Ancient catacombs and medieval citadels provide a theatrical backdrop for gatherings with gravitas
Malta’s ancient citadels provide a theatrical backdrop for gatherings with gravitas
In the past few years, the Mediterranean islandnation of Malta has leapt into the 21st century. A Smart City business park is under development in Kalkara, for example, and Renzo Piano, architect of London’s the Shard, has redesigned the main gateway into the walled UNESCO World Heritage capital city, Valletta. But at the same time, Malta has not abandoned its remarkable history – in fact there has been a frenzy of restoration and renovation, protecting and enhancing its range of historic buildings and fortifications, spurred on by Valletta’s designation as a European Capital of Culture this year.
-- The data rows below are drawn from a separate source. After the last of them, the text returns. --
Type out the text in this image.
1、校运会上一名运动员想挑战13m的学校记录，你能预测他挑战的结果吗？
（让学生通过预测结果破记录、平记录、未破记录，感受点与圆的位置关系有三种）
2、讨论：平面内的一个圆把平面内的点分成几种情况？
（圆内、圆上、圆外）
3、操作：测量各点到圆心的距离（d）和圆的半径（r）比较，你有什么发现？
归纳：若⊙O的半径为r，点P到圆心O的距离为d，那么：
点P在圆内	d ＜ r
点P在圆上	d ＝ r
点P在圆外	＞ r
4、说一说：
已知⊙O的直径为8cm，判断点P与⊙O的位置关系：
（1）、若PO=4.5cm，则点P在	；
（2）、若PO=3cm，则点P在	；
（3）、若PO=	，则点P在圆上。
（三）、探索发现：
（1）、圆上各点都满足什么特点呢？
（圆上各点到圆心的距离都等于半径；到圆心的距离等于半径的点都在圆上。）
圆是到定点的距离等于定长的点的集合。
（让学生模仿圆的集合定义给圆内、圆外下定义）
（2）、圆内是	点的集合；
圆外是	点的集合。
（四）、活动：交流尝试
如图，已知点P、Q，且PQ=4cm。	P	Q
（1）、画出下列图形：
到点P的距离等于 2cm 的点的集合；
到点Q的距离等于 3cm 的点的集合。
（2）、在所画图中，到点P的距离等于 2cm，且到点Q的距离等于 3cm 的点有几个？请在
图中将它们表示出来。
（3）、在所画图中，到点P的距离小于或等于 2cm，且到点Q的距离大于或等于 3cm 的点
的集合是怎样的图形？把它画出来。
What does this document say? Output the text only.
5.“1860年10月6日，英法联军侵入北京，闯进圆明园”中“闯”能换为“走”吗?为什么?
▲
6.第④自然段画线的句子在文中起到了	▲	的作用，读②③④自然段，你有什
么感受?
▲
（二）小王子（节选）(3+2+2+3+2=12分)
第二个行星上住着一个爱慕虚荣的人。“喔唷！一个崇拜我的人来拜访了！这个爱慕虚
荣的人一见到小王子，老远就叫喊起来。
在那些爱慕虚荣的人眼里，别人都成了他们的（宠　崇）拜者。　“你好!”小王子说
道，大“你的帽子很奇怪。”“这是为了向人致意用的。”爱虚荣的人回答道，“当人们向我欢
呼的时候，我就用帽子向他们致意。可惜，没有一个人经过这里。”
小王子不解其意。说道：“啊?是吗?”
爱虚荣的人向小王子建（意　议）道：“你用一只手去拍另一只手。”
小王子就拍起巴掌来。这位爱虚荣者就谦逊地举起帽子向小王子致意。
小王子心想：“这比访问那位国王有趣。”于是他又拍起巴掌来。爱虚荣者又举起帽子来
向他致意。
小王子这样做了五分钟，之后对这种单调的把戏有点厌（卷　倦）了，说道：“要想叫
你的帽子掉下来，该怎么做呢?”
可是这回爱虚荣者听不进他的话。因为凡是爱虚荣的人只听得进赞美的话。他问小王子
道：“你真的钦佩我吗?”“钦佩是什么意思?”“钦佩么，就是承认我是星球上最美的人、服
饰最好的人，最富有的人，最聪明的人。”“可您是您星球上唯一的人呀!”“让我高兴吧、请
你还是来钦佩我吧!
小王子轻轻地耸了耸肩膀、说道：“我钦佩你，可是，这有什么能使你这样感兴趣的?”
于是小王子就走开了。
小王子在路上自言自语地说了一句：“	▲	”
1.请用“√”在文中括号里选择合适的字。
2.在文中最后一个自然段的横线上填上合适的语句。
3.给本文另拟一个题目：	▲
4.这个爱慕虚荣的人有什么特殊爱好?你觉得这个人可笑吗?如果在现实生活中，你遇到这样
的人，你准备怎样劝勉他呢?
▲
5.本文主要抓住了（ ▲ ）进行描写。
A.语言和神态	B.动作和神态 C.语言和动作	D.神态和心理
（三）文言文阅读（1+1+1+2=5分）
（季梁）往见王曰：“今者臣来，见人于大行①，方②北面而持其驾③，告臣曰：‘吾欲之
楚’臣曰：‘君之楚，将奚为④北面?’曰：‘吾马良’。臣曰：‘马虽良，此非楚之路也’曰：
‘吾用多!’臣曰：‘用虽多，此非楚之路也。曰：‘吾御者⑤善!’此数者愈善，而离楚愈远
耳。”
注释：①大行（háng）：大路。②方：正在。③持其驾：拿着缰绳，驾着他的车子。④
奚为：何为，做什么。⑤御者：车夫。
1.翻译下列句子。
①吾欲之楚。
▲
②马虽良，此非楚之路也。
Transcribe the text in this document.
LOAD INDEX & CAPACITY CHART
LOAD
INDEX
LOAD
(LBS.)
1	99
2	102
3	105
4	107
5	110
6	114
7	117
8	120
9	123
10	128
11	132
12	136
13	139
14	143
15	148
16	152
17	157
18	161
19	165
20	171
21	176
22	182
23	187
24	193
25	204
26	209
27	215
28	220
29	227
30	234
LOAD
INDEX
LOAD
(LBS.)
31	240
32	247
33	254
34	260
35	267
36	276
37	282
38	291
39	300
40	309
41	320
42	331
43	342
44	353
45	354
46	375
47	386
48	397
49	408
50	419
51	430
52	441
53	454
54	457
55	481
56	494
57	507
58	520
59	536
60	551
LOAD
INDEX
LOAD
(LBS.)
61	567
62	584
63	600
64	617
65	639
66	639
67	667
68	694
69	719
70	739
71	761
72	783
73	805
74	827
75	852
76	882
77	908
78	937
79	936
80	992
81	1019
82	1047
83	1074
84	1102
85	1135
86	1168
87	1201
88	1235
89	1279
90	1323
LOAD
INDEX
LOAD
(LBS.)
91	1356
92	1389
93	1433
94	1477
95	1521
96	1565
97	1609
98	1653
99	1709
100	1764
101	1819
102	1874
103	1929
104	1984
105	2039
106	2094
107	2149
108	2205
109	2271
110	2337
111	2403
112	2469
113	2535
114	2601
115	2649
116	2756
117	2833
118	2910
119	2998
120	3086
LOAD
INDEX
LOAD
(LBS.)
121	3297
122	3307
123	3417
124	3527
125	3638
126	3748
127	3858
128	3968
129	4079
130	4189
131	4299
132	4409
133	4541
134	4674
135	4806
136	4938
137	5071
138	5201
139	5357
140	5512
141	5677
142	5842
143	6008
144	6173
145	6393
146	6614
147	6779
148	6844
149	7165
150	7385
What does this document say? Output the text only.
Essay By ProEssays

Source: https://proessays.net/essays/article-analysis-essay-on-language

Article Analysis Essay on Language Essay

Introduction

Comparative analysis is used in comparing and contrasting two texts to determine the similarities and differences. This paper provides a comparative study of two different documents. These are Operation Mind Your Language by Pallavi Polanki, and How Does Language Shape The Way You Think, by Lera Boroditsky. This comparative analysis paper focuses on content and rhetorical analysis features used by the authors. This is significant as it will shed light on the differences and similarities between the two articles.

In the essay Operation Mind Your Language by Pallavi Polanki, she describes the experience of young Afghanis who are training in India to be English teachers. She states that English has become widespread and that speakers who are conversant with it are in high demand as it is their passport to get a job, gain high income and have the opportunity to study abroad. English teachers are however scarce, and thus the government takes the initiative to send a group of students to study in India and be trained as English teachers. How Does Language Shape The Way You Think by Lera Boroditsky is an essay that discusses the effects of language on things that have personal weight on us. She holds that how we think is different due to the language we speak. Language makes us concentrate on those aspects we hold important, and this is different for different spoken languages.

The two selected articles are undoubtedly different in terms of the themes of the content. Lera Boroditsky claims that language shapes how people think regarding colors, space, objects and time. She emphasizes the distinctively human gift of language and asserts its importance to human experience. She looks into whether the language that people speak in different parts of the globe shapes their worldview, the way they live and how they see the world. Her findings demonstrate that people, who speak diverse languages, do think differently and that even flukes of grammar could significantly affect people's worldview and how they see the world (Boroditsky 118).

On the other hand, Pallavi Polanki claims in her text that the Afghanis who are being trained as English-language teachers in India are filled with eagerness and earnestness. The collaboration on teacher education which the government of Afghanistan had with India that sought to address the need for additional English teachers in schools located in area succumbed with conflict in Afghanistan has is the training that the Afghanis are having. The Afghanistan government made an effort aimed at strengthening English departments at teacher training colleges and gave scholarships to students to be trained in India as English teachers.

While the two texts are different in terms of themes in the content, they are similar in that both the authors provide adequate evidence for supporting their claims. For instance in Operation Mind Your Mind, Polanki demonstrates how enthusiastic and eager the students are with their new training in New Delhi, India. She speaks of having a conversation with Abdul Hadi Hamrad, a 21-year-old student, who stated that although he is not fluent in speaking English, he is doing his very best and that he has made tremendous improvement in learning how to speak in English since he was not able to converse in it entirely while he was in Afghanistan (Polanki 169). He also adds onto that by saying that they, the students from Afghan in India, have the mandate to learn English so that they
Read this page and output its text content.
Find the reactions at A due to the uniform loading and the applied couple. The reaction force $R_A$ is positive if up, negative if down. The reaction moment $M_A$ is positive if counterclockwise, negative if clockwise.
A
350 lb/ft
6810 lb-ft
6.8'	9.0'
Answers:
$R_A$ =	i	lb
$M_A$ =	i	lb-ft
Lying in the middle of the Mediterranean Sea, just 60 miles south of Sicily, Malta, with its superb natural harbors, has been visited, owned or besieged by every power with designs on the Mediterranean – and each culture has left its mark.
From extraordinary Stone Age temples (older than Stonehenge and a lot more sophisticated) to Roman villas and medieval citadels, Malta has it all. But it was 1530 when the island was given to the Knights of St John Hospitaller, who soon became known as the Knights of Malta, and their unique architectural and artistic legacy still characterizes the islands today.
These warrior monks ran Malta, and its little sister island of Gozo, until Napoleon kicked them out in 1798, only to find himself ejected in turn by the Maltese together with the British. The result of all this fascinatingly checkered history is that Malta has the greatest density of historic sites of any nation. And more are now open to the public – and for private events – than ever before.
Within the towering bastion walls of Valletta, historic houses and palazzi are being renovated and turned into boutique hotels as tourist numbers keep increasing. Malta, with a population of just 435,000, has welcomed a rising number of visitors – more than two million visitors last year, some 140,000 of them for meetings and events.
An English-speaking nation well-connected with Europe and the UK, yet surrounded by azure seas and blessed with 300 days a year of sunshine, Malta will continue to attract visitors of all kinds. Its USP, however, is undoubtedly its history, so here is a selection of historic venues you can book for your next event.
MEDITERRANEAN CONFERENCE CENTRE
Malta’s flagship conference facility, and a member of the exclusive group of Historic Conference Centres of Europe (HCCE), this venue began its life in the 1570s as the Sacra Infermeria, the hospital of the Knights of Malta. Here, almost at the tip of the Valletta peninsula, the Hospitallers ministered to the sick. Even their leader and ruler of Malta, the Grand Master, was expected to take his turn working in the wards.
The 508-foot-long Great Ward was, at the time of its construction, famously the longest room in Europe.